The declaration follows decades of political mobilisation, organising and persistence in championing the rights of peasants, spearheaded by La Via Campesina.
Activist and award-winning author Raj Patel makes a convincing case for the desperate need for such political mobilisation in the food movement in FFS 036-Chicken Nugget Capitalism.
4. Trump's Trade Wars shifting grain trade markets
Trump's trade war with China has not been kind to US farmers, and may irreversibly shift global grain markets.
These farmers voted overwhelmingly for Trump. The question is, how long will they stick by their man?

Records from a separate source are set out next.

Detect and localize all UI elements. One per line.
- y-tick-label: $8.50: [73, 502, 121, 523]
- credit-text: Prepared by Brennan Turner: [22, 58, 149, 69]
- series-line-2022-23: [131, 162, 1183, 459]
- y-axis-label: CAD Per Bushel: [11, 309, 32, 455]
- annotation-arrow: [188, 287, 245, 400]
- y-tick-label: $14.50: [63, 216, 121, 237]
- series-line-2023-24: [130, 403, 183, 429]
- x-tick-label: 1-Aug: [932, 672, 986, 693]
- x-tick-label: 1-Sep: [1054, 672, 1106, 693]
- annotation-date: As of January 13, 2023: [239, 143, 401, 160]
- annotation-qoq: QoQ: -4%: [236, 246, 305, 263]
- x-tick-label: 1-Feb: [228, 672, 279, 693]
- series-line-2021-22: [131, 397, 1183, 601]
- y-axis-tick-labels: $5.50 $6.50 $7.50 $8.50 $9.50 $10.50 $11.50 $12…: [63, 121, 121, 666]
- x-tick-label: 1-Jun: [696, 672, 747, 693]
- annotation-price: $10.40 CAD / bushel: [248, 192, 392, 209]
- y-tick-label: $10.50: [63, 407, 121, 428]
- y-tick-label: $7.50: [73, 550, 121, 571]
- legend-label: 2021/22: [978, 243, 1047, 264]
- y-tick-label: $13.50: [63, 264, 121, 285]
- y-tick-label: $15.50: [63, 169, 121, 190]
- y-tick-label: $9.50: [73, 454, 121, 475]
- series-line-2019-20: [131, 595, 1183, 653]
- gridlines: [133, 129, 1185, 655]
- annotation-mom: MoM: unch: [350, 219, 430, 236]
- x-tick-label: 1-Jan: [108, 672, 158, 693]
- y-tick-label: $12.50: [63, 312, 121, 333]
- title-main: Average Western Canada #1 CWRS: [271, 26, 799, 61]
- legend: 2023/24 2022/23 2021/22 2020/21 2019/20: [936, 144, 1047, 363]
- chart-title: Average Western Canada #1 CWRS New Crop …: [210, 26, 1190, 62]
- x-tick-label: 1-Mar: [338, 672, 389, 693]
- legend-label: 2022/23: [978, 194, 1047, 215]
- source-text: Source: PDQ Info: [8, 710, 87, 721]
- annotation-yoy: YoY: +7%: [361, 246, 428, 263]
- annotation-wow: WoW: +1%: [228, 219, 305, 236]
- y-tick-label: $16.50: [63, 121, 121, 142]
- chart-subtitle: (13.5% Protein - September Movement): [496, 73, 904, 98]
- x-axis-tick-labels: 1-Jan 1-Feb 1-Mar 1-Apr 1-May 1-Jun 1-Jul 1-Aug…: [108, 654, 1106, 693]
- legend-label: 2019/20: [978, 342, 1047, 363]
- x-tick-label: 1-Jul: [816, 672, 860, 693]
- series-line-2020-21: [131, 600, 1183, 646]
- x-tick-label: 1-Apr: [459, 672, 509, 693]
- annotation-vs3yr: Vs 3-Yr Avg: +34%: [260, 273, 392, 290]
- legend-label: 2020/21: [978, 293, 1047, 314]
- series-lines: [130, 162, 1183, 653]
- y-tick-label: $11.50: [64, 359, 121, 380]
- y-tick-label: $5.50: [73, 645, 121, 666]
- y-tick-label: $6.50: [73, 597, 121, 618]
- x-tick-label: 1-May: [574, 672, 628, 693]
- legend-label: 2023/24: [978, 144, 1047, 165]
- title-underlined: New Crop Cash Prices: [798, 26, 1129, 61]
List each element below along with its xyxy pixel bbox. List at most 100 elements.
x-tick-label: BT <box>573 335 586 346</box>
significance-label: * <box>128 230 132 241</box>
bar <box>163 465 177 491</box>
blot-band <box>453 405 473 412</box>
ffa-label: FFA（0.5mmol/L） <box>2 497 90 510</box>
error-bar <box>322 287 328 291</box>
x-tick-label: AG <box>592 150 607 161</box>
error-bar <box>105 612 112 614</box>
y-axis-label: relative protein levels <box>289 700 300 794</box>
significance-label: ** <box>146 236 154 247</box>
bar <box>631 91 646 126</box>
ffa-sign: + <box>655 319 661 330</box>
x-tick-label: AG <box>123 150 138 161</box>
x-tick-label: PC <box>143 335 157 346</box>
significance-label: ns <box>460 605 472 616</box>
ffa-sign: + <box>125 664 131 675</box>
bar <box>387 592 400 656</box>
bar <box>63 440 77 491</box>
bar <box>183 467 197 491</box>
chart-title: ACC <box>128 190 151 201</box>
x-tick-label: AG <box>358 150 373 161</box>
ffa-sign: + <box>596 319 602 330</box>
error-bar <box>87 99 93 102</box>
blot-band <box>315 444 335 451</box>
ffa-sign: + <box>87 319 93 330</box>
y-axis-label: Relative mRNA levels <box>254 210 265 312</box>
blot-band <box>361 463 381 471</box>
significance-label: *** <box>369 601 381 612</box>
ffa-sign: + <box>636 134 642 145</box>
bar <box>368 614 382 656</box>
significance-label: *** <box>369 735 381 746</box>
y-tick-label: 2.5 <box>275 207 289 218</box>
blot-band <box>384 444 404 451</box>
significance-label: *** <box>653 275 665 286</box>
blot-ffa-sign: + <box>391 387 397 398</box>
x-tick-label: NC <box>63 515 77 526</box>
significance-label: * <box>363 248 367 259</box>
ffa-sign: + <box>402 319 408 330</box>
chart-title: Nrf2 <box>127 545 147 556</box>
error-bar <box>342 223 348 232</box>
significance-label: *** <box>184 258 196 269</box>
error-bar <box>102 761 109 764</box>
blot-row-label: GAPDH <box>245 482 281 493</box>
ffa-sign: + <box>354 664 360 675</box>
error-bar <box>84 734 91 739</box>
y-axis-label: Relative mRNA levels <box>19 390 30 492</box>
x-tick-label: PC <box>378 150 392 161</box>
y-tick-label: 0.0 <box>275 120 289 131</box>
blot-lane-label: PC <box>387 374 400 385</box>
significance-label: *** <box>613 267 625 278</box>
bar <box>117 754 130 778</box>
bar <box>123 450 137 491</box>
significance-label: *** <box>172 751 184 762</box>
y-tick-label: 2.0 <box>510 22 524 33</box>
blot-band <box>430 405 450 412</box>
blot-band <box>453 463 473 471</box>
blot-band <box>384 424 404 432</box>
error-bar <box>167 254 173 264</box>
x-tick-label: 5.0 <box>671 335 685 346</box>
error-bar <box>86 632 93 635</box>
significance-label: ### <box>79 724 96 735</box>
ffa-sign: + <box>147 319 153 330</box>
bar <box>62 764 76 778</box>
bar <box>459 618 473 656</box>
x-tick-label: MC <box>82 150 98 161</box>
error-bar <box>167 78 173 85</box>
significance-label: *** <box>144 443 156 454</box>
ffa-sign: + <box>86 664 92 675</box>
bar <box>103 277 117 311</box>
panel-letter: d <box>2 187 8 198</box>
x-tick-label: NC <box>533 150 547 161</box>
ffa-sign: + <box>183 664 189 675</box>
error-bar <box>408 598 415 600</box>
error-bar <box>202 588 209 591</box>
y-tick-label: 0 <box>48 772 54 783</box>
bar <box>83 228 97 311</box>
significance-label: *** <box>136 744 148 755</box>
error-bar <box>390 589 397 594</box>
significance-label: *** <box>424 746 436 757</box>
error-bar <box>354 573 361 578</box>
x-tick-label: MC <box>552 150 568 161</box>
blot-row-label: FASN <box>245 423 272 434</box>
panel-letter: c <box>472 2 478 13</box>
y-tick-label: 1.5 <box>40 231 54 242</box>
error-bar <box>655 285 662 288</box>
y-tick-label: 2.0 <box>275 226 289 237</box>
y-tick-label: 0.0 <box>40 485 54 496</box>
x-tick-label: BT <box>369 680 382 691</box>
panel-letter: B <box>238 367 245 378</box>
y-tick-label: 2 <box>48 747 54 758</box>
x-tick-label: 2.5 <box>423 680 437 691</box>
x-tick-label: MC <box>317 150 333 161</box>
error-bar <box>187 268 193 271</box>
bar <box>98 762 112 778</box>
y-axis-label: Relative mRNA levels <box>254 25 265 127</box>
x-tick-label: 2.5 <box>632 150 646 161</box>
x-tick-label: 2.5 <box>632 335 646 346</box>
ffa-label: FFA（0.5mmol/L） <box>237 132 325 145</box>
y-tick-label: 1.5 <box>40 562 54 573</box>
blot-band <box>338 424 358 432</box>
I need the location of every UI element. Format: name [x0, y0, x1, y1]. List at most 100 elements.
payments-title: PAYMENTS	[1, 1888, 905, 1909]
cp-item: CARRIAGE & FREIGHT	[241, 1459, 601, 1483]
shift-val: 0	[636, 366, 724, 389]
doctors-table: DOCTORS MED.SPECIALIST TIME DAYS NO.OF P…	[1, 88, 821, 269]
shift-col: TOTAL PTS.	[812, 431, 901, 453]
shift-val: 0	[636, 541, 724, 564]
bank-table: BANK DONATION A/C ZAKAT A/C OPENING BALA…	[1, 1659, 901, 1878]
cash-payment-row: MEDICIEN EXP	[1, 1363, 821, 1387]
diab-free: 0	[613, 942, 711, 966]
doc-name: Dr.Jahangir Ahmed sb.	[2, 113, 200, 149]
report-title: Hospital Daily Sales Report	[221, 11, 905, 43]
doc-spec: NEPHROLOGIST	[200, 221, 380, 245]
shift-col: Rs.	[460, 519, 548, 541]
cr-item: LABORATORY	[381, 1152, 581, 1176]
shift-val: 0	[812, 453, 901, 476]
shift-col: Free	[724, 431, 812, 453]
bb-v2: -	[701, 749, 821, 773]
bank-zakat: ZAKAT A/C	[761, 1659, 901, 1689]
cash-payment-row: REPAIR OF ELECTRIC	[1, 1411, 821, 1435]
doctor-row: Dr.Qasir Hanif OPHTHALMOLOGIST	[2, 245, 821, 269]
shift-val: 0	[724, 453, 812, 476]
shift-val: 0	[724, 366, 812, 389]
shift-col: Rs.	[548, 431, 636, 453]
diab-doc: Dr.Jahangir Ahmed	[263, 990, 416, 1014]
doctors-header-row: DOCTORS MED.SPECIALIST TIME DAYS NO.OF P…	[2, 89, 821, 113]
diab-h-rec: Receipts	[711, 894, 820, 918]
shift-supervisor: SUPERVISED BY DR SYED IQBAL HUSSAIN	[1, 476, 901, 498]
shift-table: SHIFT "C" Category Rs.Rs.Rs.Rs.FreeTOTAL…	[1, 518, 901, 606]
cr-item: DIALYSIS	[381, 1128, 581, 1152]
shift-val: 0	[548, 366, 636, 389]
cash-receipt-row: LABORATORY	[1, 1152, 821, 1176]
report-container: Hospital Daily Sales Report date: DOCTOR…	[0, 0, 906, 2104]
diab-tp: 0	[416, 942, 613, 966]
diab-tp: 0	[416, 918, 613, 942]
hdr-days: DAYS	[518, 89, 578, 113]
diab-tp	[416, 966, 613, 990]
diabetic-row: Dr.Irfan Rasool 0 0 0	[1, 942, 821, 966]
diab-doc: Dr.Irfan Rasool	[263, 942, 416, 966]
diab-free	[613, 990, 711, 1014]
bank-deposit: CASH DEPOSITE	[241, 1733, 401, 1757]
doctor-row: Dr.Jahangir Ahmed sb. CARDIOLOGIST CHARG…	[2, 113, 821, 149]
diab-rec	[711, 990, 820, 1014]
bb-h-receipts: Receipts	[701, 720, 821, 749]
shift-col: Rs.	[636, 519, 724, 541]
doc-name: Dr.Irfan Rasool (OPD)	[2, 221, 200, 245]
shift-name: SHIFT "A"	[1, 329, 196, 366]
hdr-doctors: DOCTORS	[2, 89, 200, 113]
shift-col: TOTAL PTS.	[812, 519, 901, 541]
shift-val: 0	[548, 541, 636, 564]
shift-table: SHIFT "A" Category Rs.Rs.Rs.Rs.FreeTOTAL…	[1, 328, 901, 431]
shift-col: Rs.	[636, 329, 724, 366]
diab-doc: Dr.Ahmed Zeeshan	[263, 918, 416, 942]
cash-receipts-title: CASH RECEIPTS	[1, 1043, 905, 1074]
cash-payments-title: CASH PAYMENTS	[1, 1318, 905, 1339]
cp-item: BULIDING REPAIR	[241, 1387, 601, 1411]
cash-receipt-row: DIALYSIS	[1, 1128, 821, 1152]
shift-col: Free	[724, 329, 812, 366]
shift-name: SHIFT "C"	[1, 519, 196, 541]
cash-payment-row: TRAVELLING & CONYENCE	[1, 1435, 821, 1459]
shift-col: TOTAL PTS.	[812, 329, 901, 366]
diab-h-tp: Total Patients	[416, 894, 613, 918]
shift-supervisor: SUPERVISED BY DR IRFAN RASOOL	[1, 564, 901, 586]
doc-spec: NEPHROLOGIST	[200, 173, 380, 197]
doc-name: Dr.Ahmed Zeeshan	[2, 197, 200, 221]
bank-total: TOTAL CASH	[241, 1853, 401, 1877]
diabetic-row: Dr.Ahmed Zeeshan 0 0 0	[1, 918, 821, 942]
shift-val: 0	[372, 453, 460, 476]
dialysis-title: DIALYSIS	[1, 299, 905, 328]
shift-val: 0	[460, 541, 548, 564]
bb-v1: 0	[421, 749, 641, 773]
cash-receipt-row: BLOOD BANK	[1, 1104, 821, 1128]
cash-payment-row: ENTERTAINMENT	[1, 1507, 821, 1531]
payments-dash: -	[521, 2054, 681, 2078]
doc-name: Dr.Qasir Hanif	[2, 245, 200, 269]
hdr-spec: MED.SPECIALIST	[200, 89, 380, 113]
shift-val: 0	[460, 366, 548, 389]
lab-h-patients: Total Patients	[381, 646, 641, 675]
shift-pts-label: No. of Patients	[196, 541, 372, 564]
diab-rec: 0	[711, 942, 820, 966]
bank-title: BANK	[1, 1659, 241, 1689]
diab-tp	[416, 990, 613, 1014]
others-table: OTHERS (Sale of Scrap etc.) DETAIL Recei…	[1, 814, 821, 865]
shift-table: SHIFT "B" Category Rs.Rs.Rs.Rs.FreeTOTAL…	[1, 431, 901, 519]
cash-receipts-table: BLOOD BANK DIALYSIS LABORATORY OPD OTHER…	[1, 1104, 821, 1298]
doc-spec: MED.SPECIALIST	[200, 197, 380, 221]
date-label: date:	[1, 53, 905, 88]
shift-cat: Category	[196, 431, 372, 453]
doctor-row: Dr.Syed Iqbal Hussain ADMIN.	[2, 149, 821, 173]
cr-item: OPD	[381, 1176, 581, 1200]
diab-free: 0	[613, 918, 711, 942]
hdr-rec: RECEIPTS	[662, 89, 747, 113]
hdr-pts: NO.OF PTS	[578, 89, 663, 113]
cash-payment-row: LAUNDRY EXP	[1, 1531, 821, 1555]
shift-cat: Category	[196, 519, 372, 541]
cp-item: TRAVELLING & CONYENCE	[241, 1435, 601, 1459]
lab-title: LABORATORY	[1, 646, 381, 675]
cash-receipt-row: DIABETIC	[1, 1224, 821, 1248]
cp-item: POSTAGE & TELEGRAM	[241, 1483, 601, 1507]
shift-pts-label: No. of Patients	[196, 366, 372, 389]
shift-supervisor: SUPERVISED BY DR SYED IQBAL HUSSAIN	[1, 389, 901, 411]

It all started with the Trump administration's tariffs on Chinese goods. Next came Beijing's response: a heavy tax on U.S. agricultural products, including a 25% tariff on soybeans — the most valuable U.S. farm export ($12 billion sold in 2017 to China alone).
China, the world’s largest importer of soybeans, is scaling back its imports of U.S. grain to feed its pigs. It's turning to Brazil instead, and to a lesser extent to Ukraine and Russia. China is diversifying its supplier base, and with good reason: the US may have irreversibly tarnished its reputation as a reliable trading partner.
5. Two opposing visions for the future of food
The path we choose to solve our environmental dilemmas (and our food system in particular) hinges on how we understand and frame the problems we face.
Two paths dominate contemporary debate, policy and action in the world of food and sustainability. Award-winning author Charles C. Mann joined us to discuss these competing visions, propelled by what he calls the "Wizards" and "Prophets" in FFS 034 — Wizards and Prophets.
Is innovation and technology the solution that will push us beyond our predicaments to overcome earth’s natural boundaries, or is the answer to scale back and respect the ecological limits of our planet?
How we choose to answer these two questions deeply shapes how we approach the problem of food today.
Does the answer lie with fine-tuning industrial agriculture, doubling down on GMOs, investing in gene-editing, CRISPR9, "Smart agriculture", and a (more efficient) 'Green Revolution 2.0'?
Or is the answer to abandon the industrial agriculture model, and embrace decentralised community-based agriculture that mimics complex natural ecosystems and allows local rural communities to thrive? Is it mere hubris to believe that we can outsmart nature?
What these respective visions fundamentally disagree about is humanity’s relationship to nature and to the natural world.
Is farming something to be minimised and automated, brought out of sight and out of mind so that we can pursue higher purposes — or is it central to our well-being, part-and-parcel of maintaining communities, and vital to our connection with our living planet?